There’s been a lot of publicity over the last few days regarding the effectiveness or otherwise of dual flush toilets when it comes to saving water. Thames Water recently reported that dual flush toilets may in fact be using more water than they save, estimating that as much as 400 million litres a day is being lost due to faulty dual flush loos.
As an engineer I welcomed the change to come into line with the European Standard of 2001. Traditionally overflow pipes or warning pipes would be taken to exit a building in a nuisance position so that the offending product was repaired quickly. Sometimes getting overflow/warning pipes to their correct termination point could be costly and as these weren’t part of the water delivery in a building these could get forgotten!
So, should we go back to siphon technology flushing? In my view no as this still doesn’t solve the core problem and an internal overflow siphon situation is no different to the dump valve technology we are used to today. There are actually a couple of issues here that need addressing. One is the problem of poor maintenance.
Often products get blamed when actually the issue is a lack of servicing and maintenance rather than an inherent problem with the product itself. A dual flush toilet is no different from any other mechanical system with moving parts – it needs regular maintenance, without which parts like the seals on cistern dump valves and inlet valves will degrade, plus waterborne particles mean that filters do need cleaning.
However, there’s also a broader issue here. A single leaking toilet can waste between 215 and 400 litres of water every single day and Thames Water estimates that between 5% and 8% of all toilets are leaking. Multiply that up across a whole organisation with tens or even hundreds of toilets and you can see that water is being wasted on an incredible scale. And too often it’s forgotten that there’s a cost associated with this. Not only is the effect on the environment terrible but so is the effect on an organisation’s bottom line, as all that wasted water needs to be paid for.
At Ecoprod everything we do is focused on helping organisations reducing their water use, both through installing products that use less water and also through deploying smart technology solutions to ensure regular maintenance schedules are adhered to and to detect even small leaks before they become big problems.
We work with pioneering manufacturers like Conti+ who produce low flow sensor taps with built in hygiene flush capabilities as well as showers and other products, all of which can be connected to the Conti+ CNX smart water management system which in turn can report into a central building management system, delivering total control and reporting on water use.
We also supply the Aqualytics Flowless leak detection system. This product will detect leaks down to as little as 0.2 litres of unexpected additional flow and is smart enough to identify the water use patterns associated with leaking loos. It uses machine learning to understand the pattern of water usage in each building, so it can tell the difference between a surge in water use because a new shift is starting in a factory, or office workers are arriving for work, and a surge in water use due to a burst pipe or other leak.
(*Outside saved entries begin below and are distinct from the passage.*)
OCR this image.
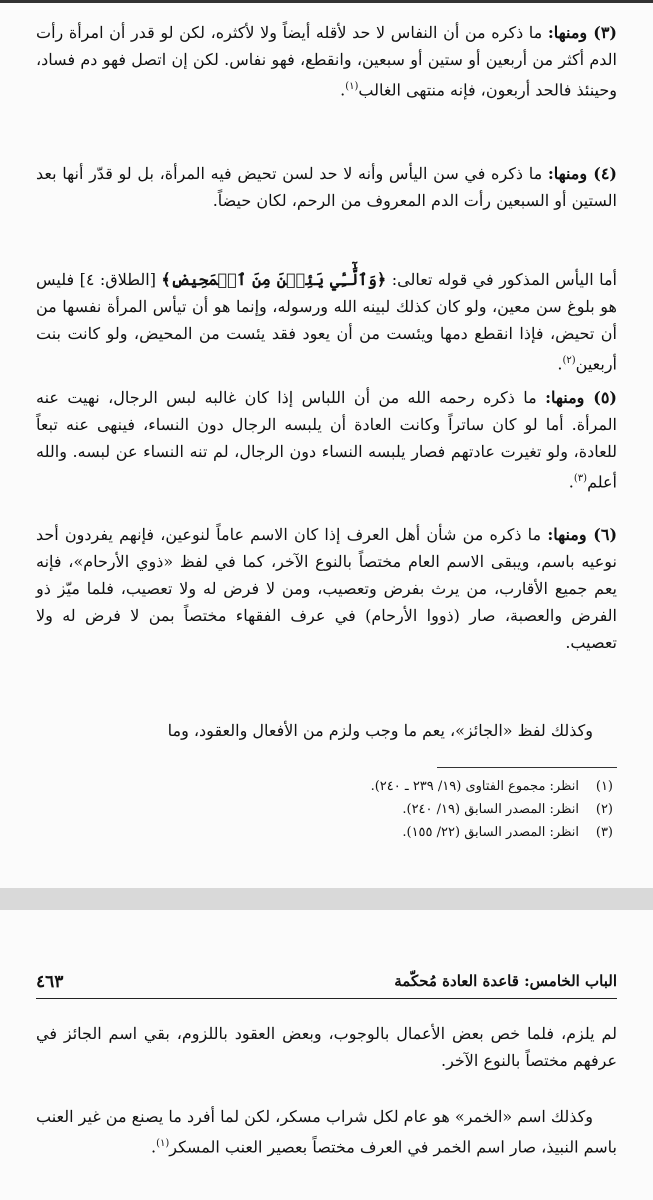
(٣) ومنها: ما ذكره من أن النفاس لا حد لأقله أيضاً ولا لأكثره، لكن لو قدر أن امرأة رأت الدم أكثر من أربعين أو ستين أو سبعين، وانقطع، فهو نفاس. لكن إن اتصل فهو دم فساد، وحينئذ فالحد أربعون، فإنه منتهى الغالب$^{(١)}$.

(٤) ومنها: ما ذكره في سن اليأس وأنه لا حد لسن تحيض فيه المرأة، بل لو قدّر أنها بعد الستين أو السبعين رأت الدم المعروف من الرحم، لكان حيضاً.

أما اليأس المذكور في قوله تعالى: ﴿وَٱلَّٰٓـِٔي يَئِسۡنَ مِنَ ٱلۡمَحِيضِ﴾ [الطلاق: ٤] فليس هو بلوغ سن معين، ولو كان كذلك لبينه الله ورسوله، وإنما هو أن تيأس المرأة نفسها من أن تحيض، فإذا انقطع دمها ويئست من أن يعود فقد يئست من المحيض، ولو كانت بنت أربعين$^{(٢)}$.

(٥) ومنها: ما ذكره رحمه الله من أن اللباس إذا كان غالبه لبس الرجال، نهيت عنه المرأة. أما لو كان ساتراً وكانت العادة أن يلبسه الرجال دون النساء، فينهى عنه تبعاً للعادة، ولو تغيرت عادتهم فصار يلبسه النساء دون الرجال، لم تنه النساء عن لبسه. والله أعلم$^{(٣)}$.

(٦) ومنها: ما ذكره من شأن أهل العرف إذا كان الاسم عاماً لنوعين، فإنهم يفردون أحد نوعيه باسم، ويبقى الاسم العام مختصاً بالنوع الآخر، كما في لفظ «ذوي الأرحام»، فإنه يعم جميع الأقارب، من يرث بفرض وتعصيب، ومن لا فرض له ولا تعصيب، فلما ميّز ذو الفرض والعصبة، صار (ذووا الأرحام) في عرف الفقهاء مختصاً بمن لا فرض له ولا تعصيب.

وكذلك لفظ «الجائز»، يعم ما وجب ولزم من الأفعال والعقود، وما

(١)
انظر: مجموع الفتاوى (١٩/ ٢٣٩ ـ ٢٤٠).
(٢)
انظر: المصدر السابق (١٩/ ٢٤٠).
(٣)
انظر: المصدر السابق (٢٢/ ١٥٥).
الباب الخامس: قاعدة العادة مُحكّمة
٤٦٣

لم يلزم، فلما خص بعض الأعمال بالوجوب، وبعض العقود باللزوم، بقي اسم الجائز في عرفهم مختصاً بالنوع الآخر.

وكذلك اسم «الخمر» هو عام لكل شراب مسكر، لكن لما أفرد ما يصنع من غير العنب باسم النبيذ، صار اسم الخمر في العرف مختصاً بعصير العنب المسكر$^{(١)}$.
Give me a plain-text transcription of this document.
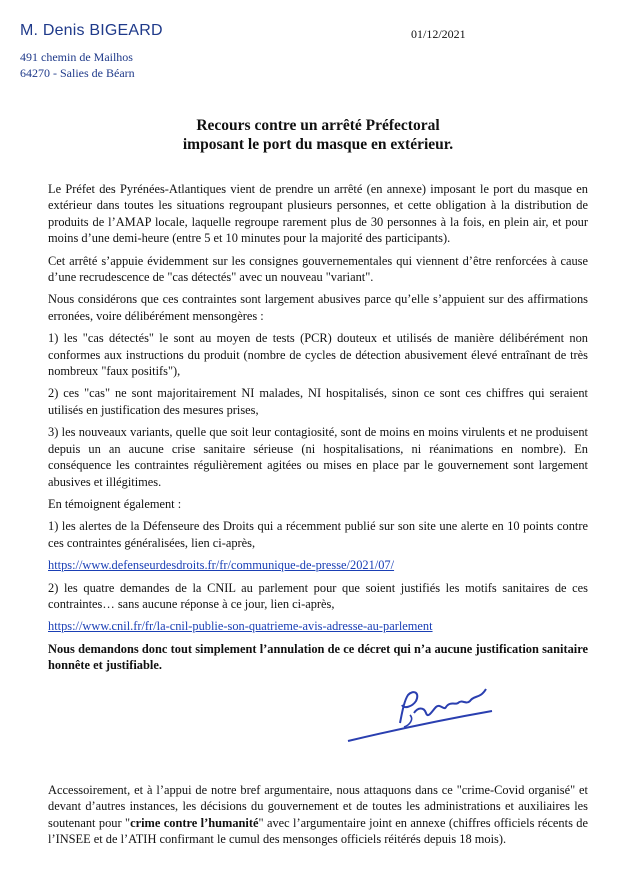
M. Denis BIGEARD	01/12/2021
491 chemin de Mailhos
64270 - Salies de Béarn
Recours contre un arrêté Préfectoral
imposant le port du masque en extérieur.

Le Préfet des Pyrénées-Atlantiques vient de prendre un arrêté (en annexe) imposant le port du masque en extérieur dans toutes les situations regroupant plusieurs personnes, et cette obligation à la distribution de produits de l’AMAP locale, laquelle regroupe rarement plus de 30 personnes à la fois, en plein air, et pour moins d’une demi-heure (entre 5 et 10 minutes pour la majorité des participants).

Cet arrêté s’appuie évidemment sur les consignes gouvernementales qui viennent d’être renforcées à cause d’une recrudescence de "cas détectés" avec un nouveau "variant".

Nous considérons que ces contraintes sont largement abusives parce qu’elle s’appuient sur des affirmations erronées, voire délibérément mensongères :

1) les "cas détectés" le sont au moyen de tests (PCR) douteux et utilisés de manière délibérément non conformes aux instructions du produit (nombre de cycles de détection abusivement élevé entraînant de très nombreux "faux positifs"),

2) ces "cas" ne sont majoritairement NI malades, NI hospitalisés, sinon ce sont ces chiffres qui seraient utilisés en justification des mesures prises,

3) les nouveaux variants, quelle que soit leur contagiosité, sont de moins en moins virulents et ne produisent depuis un an aucune crise sanitaire sérieuse (ni hospitalisations, ni réanimations en nombre). En conséquence les contraintes régulièrement agitées ou mises en place par le gouvernement sont largement abusives et illégitimes.

En témoignent également :

1) les alertes de la Défenseure des Droits qui a récemment publié sur son site une alerte en 10 points contre ces contraintes généralisées, lien ci-après,

https://www.defenseurdesdroits.fr/fr/communique-de-presse/2021/07/

2) les quatre demandes de la CNIL au parlement pour que soient justifiés les motifs sanitaires de ces contraintes… sans aucune réponse à ce jour, lien ci-après,

https://www.cnil.fr/fr/la-cnil-publie-son-quatrieme-avis-adresse-au-parlement

Nous demandons donc tout simplement l’annulation de ce décret qui n’a aucune justification sanitaire honnête et justifiable.

Accessoirement, et à l’appui de notre bref argumentaire, nous attaquons dans ce "crime-Covid organisé" et devant d’autres instances, les décisions du gouvernement et de toutes les administrations et auxiliaires les soutenant pour "crime contre l’humanité" avec l’argumentaire joint en annexe (chiffres officiels récents de l’INSEE et de l’ATIH confirmant le cumul des mensonges officiels réitérés depuis 18 mois).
Most organisations are wasting massive amounts of water each year through small, incremental leaks – not just from leaking loos but also dripping taps, leaking pipes due to poor quality installation of equipment and other smaller leaks. Whilst these kinds of leaks may not cause the type of sudden and catastrophic damage that a burst pipe can cause, the cost of them certainly adds up and the damage can still be significant and expensive to put right, all the more so because they can take so much longer to spot.
The Aqualytics WINT intelligent water management system is also able to use machine learning to identify these kinds of smaller leaks. It’s because of this that most users notice roughly a 20% drop in their water bills fairly quickly after installation, even if they never experience a catastrophic leak.
Businesses are losing water all the time through smaller leaks that they don’t know about and it’s time that smart technology was more widely deployed to identify and stop these leaks and reduce water wastage.